Starting Off the New Year
Plans… We all have them, and we all let them chart the course of our lives. We often start off the new year with a resolution. Many people vow to lose weight, improve a weakness in their lives, or to try something new. I didn’t come up with a resolution for this year, but I still have my plans for the future. I want to graduate, go to a good college, and work towards a career in law. There are places I want to go and foods I want to try. Out of all the years in my life, this year holds the most plans and the highest potential for failure. I would like to challenge everyone who reads this to evaluate their plans and check for potential weaknesses that are guaranteed to cause failure.
James 4:13-17 serves as a reminder to everyone who is seeking to make their own plans. “Now listen you who say, “Today or tomorrow we will go to this or that city, spend a year there, carry on business and make money.” Why, you do not even know what will happen tomorrow. What is your life? You are a mist that appears for a little while and then vanishes. Instead, you ought to say, “If it is the Lord’s will, we will live and do this or that.” As it is, you boast and brag. All such boasting is evil. Anyone, then, who knows the good he ought to do and doesn’t do it, sins.”
There is a lot to unpack from this verse so let’s break it down into smaller pieces and look into it. There are three things that I think we can learn from this verse. Please read through the questions below and honestly answer them for yourself.
Who is doing the planning?
How do I veiw my life?
Am I willing to lay aside my plans? If so, when?
These three questions can give us some insight into our own lives and help us to keep track of our planning. Let’s start by looking at the first question.
Who is doing the planning? Proverbs 15:22 says: “Plans fail for lack of counsel, but with many advisors they succeed.” Do you seek advice when you are making your plans? Proverbs reminds us that we need to seek counsel when making plans, and James helps to point us in the right direction. In the passage above, he explains that we should be asking God for His plans and tuning our plans to be in accordance with His will. If our plans are God’s plans, there is no way they can fail.

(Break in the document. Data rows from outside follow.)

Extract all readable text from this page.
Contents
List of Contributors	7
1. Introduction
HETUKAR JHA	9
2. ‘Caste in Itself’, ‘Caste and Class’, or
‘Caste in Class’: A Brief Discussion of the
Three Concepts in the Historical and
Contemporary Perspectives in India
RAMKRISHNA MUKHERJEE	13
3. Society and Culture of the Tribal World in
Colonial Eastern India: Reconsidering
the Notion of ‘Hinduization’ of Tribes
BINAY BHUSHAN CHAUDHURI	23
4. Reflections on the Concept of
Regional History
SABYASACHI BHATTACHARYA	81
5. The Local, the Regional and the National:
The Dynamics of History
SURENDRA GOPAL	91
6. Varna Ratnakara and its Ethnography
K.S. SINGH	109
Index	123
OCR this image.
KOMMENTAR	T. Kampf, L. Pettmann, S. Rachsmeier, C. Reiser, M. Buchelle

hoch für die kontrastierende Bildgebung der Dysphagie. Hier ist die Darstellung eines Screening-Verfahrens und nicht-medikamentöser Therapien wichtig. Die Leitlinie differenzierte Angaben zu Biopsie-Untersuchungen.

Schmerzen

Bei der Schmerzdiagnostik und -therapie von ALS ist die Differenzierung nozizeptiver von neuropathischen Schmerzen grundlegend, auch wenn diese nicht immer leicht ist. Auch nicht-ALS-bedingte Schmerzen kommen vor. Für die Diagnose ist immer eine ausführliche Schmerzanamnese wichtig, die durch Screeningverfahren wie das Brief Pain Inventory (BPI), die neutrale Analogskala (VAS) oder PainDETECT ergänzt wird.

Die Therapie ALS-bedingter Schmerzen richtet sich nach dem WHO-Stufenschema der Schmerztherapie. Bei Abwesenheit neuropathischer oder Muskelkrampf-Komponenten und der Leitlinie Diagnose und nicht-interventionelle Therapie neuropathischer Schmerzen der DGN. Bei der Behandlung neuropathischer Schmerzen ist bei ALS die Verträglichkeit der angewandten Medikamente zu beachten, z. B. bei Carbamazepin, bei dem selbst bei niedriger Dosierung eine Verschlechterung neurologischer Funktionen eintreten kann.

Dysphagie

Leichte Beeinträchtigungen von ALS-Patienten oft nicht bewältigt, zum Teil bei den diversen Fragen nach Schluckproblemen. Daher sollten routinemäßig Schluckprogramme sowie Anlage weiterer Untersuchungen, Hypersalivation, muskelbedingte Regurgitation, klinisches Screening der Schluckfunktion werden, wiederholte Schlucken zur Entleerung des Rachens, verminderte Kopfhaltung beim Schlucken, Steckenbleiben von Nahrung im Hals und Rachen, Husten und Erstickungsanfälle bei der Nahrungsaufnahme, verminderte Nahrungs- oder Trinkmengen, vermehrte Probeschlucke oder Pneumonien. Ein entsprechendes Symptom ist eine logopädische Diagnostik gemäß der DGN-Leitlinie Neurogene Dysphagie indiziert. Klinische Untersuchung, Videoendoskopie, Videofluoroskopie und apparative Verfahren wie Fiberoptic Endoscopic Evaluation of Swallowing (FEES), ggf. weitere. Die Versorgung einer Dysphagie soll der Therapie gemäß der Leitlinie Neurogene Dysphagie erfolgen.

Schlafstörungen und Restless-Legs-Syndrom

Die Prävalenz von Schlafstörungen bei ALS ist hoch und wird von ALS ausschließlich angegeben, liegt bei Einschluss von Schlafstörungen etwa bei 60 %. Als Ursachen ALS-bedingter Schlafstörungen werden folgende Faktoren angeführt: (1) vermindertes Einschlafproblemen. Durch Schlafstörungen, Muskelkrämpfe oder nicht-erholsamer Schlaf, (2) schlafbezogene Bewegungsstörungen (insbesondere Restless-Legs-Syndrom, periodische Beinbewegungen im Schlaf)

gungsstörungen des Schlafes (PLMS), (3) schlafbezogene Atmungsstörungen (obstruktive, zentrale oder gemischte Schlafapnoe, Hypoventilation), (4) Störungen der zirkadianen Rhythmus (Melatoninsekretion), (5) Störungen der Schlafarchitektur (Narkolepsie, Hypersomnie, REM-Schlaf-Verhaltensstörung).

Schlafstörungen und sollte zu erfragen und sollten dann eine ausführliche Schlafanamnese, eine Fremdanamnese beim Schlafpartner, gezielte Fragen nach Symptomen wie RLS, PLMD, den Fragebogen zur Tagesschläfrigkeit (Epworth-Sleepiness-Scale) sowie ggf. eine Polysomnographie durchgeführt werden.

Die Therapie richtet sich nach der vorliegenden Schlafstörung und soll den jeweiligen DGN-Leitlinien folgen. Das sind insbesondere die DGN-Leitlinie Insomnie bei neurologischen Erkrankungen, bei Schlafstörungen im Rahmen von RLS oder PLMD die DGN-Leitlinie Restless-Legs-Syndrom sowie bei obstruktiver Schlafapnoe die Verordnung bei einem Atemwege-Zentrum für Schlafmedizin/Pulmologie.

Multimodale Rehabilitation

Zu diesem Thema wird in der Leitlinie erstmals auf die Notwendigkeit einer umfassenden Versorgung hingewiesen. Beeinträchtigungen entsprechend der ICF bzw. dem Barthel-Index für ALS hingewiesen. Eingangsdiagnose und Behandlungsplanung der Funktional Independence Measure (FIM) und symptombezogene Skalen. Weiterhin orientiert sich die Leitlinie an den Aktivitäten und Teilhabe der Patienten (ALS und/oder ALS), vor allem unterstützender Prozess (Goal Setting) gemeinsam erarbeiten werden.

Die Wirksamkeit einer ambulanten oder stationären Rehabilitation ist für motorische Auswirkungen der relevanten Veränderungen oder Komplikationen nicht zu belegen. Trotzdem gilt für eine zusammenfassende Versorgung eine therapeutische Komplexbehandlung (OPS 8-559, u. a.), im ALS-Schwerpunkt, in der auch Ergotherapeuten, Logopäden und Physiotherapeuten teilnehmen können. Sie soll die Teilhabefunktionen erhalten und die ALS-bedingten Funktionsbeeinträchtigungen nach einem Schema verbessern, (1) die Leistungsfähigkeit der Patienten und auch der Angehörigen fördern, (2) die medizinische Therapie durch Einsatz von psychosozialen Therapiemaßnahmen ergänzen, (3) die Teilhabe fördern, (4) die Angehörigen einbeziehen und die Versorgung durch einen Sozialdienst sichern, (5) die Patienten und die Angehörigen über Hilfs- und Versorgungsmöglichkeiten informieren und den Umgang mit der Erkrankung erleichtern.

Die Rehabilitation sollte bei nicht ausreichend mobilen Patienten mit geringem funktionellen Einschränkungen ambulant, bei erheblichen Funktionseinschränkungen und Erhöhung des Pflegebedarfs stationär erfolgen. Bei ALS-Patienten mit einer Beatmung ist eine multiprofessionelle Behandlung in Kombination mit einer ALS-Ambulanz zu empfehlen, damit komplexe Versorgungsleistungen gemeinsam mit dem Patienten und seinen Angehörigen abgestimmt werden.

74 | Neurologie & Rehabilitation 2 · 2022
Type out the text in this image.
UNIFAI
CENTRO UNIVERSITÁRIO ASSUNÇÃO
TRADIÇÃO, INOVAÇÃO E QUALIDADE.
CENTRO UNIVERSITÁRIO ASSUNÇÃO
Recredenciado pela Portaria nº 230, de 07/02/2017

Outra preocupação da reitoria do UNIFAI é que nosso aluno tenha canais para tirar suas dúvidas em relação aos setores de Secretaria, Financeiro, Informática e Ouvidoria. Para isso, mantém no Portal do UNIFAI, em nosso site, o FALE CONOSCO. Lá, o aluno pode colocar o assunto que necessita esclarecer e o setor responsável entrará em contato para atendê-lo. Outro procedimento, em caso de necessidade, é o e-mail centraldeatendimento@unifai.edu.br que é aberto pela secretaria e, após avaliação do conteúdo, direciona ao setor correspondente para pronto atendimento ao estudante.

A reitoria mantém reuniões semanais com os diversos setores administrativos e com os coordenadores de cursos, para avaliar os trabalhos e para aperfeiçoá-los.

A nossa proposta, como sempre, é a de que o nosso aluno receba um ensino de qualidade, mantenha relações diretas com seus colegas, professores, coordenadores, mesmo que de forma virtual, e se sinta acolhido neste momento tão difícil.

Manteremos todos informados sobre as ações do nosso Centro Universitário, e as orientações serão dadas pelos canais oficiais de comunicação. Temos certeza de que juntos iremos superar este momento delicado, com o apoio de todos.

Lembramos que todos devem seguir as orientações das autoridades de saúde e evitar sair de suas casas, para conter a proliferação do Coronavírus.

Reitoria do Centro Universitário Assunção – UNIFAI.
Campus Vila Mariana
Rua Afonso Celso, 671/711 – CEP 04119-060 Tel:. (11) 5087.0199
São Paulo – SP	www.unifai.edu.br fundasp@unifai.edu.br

How do I view my life? When we are making our plans, it is easy to start to feel invincible. We cram our schedules full multiple years into the future. There is just one problem with this. James explains that we are like a mist. We show up for a short time and then we are gone. We need to remember this when we are planning. Our lives are short, so we ought to be using them to bring glory to God and to prepare for eternal life. In The Great Divorce CS. Lewis said: “There are only two kinds of people in the end: those who say to God, ‘Thy will be done,’ and those to whom God says, in the end, ‘Thy will be done.” When we die will we be the ones who said to God “thy will be done”? If we do, that means allowing for His will to be done in every aspect of our lives, even in the plans we hold so dearly.
Am I willing to lay aside my plans? This is the final question I think we ought to be asking. “Anyone, then, who knows the good he ought to do and doesn’t do it, sins.” This is a reminder that no matter how important our plans may seem, we need to be ready to lay them down and listen to God. His plans are always better, and we need to be ready to let Him lead.
Whatever your plans for the new year are, we all need to surrenderer them to God. Without council our plans will fail, but if we take them to God, The Wonderful Counselor, we can succeed. God wants what’s best for you and He will work everything out if you trust in Him.